The charge will apply to interest generated by uninvested cash held within accounts classed as non-cash ISAs. Shares, investment funds and other qualifying assets held inside a stocks and shares ISA will retain their existing tax treatment, meaning the reform does not introduce a general tax on investment gains or dividends within the wrapper.
Investors commonly leave some cash inside investment accounts while waiting to purchase assets, receiving dividend payments or ensuring sufficient funds are available to cover platform fees. Interest paid on those balances is currently protected by the ISA wrapper. Once the new rules take effect, providers will be required to apply the 22% charge to that interest.
The measure forms part of the government’s attempt to prevent savers from using stocks and shares ISAs as substitute cash accounts after the annual cash ISA subscription limit is cut. From 6 April 2027, people under 65 will be able to place up to £12,000 a year into cash ISAs, down from the current £20,000. The overall annual ISA allowance will remain £20,000, while savers aged 65 and over will retain the full £20,000 cash ISA limit. The government is also tightening the movement of money between different ISA types. Savers under 65 will no longer be allowed to transfer funds from stocks and shares or innovative finance ISAs into cash ISAs. Transfers in the opposite direction will still be permitted, preserving the government’s intended route from cash saving into investment.
Money-market funds will face another restriction. Investors will still be able to hold them inside non-cash ISAs, but they will no longer be permitted to allocate the entire account to these low-risk, cash-like investments. The precise minimum proportion that must be held elsewhere has not yet been published, with further operational details expected in HMRC’s next Tax Free Savings newsletter. The package creates a more complicated boundary between saving and investing. Someone who temporarily sells investments during volatile markets could find that interest earned while the proceeds remain in cash is subject to the charge. Platforms will also need systems capable of identifying eligible interest, deducting the correct amount and explaining the treatment clearly to customers.
AJ Bell head of public policy Rachel Vahey has argued that the reforms could reduce flexibility and discourage potential investors by making the ISA system harder to understand. The concern is that people who are nervous about investing may prefer to remain entirely in cash rather than open a stocks and shares ISA carrying unfamiliar restrictions and tax calculations.
Chancellor Rachel Reeves has positioned the ISA reforms as part of a drive to encourage retail investment and direct more household savings towards companies and capital markets. The policy relies on financial incentives and restrictions to make long-term investing more attractive than leaving large balances in cash.

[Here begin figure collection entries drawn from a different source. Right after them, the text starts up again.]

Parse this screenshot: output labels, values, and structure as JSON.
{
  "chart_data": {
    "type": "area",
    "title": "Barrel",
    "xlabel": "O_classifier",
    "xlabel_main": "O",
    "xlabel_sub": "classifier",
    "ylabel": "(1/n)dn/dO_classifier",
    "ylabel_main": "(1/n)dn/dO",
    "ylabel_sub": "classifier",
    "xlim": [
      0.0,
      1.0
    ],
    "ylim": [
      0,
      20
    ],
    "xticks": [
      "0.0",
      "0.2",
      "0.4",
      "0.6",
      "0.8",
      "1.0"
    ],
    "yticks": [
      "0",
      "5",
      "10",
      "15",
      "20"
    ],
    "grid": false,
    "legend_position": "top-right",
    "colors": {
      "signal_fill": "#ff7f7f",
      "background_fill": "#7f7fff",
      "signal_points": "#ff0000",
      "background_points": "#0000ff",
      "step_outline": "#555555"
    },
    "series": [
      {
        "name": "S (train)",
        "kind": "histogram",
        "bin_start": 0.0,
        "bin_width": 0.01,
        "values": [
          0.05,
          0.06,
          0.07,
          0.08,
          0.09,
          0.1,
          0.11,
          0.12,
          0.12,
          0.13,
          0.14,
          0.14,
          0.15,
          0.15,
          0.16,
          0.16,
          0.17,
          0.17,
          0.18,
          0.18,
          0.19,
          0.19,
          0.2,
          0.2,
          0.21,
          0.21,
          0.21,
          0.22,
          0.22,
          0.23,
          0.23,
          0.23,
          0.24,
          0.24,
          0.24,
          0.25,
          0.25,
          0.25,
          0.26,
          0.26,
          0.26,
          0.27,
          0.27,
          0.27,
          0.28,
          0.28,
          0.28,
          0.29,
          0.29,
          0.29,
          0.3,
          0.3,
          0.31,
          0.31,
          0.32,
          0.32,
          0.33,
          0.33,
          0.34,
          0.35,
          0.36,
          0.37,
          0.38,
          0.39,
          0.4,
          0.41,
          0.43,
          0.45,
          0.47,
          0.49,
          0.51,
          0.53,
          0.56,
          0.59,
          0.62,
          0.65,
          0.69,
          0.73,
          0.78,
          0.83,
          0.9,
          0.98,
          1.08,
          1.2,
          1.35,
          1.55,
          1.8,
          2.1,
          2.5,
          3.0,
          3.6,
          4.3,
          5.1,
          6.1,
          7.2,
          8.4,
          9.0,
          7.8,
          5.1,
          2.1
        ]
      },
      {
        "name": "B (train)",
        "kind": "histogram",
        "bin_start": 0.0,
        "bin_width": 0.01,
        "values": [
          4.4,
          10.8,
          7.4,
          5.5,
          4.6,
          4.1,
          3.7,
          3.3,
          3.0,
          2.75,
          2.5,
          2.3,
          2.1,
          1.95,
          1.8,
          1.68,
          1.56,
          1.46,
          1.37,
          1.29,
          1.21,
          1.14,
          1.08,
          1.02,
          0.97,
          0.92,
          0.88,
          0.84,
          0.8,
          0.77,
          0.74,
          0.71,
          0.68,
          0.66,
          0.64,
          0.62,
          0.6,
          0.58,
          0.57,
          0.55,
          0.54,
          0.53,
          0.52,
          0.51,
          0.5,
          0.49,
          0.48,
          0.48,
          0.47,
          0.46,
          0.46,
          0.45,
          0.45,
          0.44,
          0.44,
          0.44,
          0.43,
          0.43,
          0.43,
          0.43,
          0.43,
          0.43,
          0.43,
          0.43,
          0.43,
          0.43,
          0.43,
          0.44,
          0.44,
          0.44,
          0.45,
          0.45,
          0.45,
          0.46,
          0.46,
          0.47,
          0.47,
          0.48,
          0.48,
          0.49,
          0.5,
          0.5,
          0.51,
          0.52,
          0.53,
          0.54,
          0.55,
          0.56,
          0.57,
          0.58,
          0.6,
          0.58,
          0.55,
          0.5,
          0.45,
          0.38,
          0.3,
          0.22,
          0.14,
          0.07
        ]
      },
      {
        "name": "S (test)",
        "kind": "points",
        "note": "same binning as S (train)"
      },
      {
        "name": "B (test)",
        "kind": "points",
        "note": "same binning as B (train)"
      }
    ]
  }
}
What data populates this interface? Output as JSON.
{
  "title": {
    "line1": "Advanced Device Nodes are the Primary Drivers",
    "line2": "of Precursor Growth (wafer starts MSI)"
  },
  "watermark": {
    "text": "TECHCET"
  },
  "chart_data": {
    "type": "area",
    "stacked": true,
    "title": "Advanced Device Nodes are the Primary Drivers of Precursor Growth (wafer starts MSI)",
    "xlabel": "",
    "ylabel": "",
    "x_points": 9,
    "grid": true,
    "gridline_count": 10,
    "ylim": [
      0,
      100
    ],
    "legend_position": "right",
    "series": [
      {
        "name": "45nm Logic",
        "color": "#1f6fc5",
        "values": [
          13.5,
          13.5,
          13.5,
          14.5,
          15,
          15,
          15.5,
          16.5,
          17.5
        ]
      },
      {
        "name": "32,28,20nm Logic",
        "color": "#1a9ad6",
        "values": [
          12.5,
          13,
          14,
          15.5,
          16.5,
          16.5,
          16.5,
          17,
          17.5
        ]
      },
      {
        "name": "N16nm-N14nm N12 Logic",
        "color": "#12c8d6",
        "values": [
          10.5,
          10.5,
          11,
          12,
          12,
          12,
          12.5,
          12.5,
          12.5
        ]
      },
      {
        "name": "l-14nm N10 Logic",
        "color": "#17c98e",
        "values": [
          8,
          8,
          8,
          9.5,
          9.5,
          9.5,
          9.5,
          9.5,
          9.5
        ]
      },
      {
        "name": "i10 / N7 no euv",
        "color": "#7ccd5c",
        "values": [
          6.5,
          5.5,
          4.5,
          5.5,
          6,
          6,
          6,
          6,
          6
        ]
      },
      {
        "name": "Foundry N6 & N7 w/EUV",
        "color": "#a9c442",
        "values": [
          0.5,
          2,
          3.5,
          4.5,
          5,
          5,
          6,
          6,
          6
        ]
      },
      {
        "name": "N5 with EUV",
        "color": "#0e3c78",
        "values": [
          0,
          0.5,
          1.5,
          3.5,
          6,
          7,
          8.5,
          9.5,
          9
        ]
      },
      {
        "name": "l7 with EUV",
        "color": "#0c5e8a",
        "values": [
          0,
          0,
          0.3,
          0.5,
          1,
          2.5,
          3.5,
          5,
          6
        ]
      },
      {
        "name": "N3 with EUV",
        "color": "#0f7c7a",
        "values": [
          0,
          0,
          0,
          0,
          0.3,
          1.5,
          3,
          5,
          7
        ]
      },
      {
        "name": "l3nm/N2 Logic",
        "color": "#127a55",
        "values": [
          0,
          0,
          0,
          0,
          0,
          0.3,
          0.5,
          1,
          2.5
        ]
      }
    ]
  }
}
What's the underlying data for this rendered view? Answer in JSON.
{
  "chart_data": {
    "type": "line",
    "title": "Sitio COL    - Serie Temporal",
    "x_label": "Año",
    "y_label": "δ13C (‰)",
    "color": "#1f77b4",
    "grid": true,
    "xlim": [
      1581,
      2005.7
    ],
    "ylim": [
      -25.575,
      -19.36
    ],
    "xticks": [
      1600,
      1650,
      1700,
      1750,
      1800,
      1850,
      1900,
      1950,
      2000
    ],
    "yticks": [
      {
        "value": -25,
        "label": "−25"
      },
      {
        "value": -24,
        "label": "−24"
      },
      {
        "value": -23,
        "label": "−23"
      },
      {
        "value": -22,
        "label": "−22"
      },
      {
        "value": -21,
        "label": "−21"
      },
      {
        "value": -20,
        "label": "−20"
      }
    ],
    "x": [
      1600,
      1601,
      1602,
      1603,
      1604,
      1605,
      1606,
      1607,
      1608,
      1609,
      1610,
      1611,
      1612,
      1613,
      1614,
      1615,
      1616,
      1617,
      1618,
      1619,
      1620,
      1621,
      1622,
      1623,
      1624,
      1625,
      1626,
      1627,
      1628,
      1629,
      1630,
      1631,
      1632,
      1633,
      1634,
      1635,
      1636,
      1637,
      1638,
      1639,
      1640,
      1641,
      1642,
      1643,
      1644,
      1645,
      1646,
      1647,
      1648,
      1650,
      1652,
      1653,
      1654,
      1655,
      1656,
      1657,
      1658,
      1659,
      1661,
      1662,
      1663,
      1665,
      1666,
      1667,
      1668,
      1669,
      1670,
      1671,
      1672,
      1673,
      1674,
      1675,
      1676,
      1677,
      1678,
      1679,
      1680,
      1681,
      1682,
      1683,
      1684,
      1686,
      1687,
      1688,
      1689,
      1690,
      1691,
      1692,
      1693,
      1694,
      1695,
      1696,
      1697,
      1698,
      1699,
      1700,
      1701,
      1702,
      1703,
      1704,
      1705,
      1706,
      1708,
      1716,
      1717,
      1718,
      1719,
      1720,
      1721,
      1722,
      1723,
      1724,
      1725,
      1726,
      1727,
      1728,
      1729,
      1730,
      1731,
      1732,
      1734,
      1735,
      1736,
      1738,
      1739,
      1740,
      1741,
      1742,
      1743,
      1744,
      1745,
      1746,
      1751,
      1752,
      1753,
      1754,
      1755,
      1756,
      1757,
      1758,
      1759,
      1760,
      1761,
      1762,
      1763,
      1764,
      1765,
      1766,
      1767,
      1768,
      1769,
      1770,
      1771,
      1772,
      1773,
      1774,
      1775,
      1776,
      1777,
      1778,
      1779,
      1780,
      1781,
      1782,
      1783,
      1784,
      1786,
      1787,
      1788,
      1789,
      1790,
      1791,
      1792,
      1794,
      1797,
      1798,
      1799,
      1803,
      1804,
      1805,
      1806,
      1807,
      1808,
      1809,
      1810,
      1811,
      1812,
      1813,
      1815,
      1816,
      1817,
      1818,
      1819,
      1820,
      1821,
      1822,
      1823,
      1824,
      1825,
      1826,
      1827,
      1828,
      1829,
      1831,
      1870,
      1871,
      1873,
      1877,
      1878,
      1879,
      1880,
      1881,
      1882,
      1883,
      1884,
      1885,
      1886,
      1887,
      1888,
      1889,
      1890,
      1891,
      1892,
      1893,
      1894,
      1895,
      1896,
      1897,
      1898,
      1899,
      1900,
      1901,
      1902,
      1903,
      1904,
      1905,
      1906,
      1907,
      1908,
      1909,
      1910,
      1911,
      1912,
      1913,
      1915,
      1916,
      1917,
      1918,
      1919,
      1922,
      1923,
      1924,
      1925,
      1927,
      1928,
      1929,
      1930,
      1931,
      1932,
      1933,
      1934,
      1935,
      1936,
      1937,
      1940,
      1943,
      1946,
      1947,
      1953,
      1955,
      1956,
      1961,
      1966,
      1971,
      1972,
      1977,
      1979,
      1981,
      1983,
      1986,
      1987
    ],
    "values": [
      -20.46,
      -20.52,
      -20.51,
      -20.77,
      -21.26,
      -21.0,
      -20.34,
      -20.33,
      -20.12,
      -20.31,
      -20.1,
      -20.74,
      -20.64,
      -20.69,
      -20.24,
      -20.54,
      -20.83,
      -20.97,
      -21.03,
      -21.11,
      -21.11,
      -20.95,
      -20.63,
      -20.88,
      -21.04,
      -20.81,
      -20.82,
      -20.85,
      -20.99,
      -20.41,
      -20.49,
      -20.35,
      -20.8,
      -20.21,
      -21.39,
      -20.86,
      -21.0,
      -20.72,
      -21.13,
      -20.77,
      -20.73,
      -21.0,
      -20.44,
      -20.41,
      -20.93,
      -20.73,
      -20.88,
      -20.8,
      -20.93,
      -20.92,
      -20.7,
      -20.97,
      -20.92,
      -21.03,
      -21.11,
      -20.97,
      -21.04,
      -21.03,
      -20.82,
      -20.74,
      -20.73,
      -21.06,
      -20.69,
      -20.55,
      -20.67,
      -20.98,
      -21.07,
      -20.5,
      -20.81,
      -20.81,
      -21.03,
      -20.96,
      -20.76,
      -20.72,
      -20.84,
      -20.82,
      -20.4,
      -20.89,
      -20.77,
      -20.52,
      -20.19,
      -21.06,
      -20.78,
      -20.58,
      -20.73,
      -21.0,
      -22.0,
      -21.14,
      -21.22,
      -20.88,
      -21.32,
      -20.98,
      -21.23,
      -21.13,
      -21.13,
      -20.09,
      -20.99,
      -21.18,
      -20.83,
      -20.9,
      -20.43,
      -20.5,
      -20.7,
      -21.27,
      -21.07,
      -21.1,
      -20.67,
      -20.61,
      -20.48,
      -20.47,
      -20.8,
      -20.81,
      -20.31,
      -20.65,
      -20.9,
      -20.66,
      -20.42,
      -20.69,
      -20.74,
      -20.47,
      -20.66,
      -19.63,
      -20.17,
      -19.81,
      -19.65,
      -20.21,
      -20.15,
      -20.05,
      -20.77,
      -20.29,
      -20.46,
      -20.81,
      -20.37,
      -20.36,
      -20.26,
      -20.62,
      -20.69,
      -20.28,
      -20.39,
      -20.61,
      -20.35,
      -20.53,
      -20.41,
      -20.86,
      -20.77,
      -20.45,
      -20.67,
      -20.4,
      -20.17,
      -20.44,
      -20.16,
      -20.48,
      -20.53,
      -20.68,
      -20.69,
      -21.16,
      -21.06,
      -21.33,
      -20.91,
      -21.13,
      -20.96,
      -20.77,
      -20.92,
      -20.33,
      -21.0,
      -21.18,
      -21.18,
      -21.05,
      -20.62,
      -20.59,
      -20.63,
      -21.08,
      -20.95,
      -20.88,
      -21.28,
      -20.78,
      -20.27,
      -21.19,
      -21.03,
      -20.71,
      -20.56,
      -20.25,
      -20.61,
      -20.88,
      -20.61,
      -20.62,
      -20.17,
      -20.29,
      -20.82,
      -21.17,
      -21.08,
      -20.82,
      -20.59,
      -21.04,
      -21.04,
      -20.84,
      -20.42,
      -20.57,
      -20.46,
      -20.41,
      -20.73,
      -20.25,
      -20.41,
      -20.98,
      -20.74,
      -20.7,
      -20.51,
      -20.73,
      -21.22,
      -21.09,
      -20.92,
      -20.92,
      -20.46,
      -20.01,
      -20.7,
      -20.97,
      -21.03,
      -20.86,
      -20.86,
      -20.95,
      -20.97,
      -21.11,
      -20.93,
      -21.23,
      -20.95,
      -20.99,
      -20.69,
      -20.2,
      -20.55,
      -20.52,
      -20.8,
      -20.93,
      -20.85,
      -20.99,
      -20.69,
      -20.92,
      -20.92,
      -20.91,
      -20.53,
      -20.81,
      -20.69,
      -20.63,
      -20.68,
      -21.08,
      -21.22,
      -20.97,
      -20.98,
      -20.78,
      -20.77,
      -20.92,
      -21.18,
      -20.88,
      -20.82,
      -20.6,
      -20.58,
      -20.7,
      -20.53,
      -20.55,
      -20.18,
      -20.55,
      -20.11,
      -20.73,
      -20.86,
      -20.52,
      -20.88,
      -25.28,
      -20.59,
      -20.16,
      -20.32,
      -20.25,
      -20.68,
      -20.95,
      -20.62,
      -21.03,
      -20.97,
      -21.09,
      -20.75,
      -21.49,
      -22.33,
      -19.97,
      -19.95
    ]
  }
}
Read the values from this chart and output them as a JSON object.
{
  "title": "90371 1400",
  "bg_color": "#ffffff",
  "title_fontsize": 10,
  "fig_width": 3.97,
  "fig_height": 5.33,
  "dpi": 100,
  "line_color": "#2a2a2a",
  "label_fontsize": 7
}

Whether the approach changes saver behaviour will depend partly on how providers implement the rules. Clear treatment of small operational cash balances, platform fees, recently sold investments and money awaiting reinvestment will be essential. Without practical exemptions or straightforward guidance, the 22% charge could affect ordinary account management as well as people deliberately using investment ISAs to hold cash.